Lemberg, 1256 gegründet, bald auch mit dem deutschen Stadtrecht ausgestattet, zog schon sehr früh Migranten an und wurde zu einer wichtigen Handelsstadt. Fast 400 Jahre gehörte sie zum polnisch-litauischen Doppelstaat, ehe Kaiserin Maria Theresia die Stadt 1772 im Zuge der Teilungen Polens an sich nahm. Viele österreichische Beamte siedelten sich an. Lemberg wurde zur viertgrößten Stadt der Donaumonarchie. Zwischen den Weltkriegen wurde Lemberg, nach kurzen polnisch-ukrainischen Kämpfen, polnisch, allerdings mit starken Minderheiten: Vor allem viele Juden und Ukrainer lebten dort. Nach dem Hitler-Stalin-Pakt 1939 wurde die Region der Sowjetunion einverleibt, 1941 kam die Wehrmacht, 1944 wiederum die Rote Armee. Die Bausubstanz blieb erhalten, doch demografisch blieb kein Stein auf dem anderen. Die Juden waren ermordet, die Deutschen “heim ins Reich” umgesiedelt, die Polen wurden großenteils nach Schlesien vertrieben. Ukrainer und eine kleine Anzahl Russen rückten nach.

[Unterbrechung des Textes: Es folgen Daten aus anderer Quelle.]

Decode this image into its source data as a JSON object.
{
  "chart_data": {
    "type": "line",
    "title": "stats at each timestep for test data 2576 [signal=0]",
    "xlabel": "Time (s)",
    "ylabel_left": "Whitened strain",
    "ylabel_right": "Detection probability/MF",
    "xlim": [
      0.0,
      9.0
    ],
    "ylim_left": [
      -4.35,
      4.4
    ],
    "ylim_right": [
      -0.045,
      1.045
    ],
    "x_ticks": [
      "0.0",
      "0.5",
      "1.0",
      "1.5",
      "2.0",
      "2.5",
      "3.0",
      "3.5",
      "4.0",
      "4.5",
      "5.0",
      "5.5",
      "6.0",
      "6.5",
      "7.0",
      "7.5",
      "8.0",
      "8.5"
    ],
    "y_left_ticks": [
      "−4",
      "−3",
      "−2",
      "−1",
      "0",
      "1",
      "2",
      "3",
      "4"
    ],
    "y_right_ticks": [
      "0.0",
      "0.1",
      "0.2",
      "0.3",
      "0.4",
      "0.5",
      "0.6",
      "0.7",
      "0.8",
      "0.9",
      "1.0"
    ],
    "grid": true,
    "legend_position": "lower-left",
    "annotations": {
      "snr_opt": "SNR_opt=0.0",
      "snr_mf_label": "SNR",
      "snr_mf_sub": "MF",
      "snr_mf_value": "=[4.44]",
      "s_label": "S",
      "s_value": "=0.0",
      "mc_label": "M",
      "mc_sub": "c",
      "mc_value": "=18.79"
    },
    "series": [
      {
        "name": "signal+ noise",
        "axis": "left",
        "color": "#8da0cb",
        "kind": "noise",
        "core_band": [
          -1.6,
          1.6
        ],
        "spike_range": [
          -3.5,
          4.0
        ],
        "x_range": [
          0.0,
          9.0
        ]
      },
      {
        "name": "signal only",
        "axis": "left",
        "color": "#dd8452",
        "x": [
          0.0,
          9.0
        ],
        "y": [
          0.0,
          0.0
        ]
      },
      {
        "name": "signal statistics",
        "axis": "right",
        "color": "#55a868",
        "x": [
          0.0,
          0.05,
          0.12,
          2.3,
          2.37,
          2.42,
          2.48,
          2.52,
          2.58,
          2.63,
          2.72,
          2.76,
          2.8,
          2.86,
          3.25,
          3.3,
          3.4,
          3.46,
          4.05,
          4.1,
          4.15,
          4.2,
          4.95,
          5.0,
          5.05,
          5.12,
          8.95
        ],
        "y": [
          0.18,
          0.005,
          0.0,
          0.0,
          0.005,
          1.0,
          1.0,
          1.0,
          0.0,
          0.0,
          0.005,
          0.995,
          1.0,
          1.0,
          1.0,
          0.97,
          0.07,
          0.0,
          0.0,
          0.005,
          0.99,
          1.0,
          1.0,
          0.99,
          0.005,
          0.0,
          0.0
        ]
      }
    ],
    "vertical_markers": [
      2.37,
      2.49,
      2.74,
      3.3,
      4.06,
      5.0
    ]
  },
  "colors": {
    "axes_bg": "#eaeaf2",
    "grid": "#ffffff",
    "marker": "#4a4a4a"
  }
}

Ein schlimmes Schicksal. Und doch ist diese Stadt so etwas wie die heimliche Hauptstadt der Ukraine. Unter den Österreichern konnten die Ukrainer ihre Kultur freier entfalten als weiter östlich unter den Russen, und nach 1918, unter den Polen, war dies ebenfalls eher möglich als im Sowjetreich. Dort forderte 1932/33, aufgrund der wahnsinnigen Wirtschaftspolitik Stalins, eine gewaltige Hungersnot Millionen Opfer. Sie ist, neben der Katastrophe von Tschernobyl, bis heute das größte nationale Trauma der Ukrainer.

Dazwischen lag eine dritte Katastrophe: der Krieg, die deutsche Besatzung. Die Ereignisse des Holocaust in Lemberg sind in diesem Jahr durch den oscarnominierten Film “In Darkness” von Agnieszka Holland weithin bekannt geworden. Viele Ukrainer im Westen des Landes, etwa in Galizien, sahen jedoch in den Sowjets noch schlimmere Besatzer als die Deutschen. Für Touristen aus Deutschland ist gut zu wissen, dass sie hier in aller Regel willkommen sind. “Heute bekommt man eher wegen der Energiepolitik der Bundesregierung kritische Fragen gestellt als wegen des Zweiten Weltkriegs”, sagt ein im Land tätiger Deutscher über seine Erfahrungen.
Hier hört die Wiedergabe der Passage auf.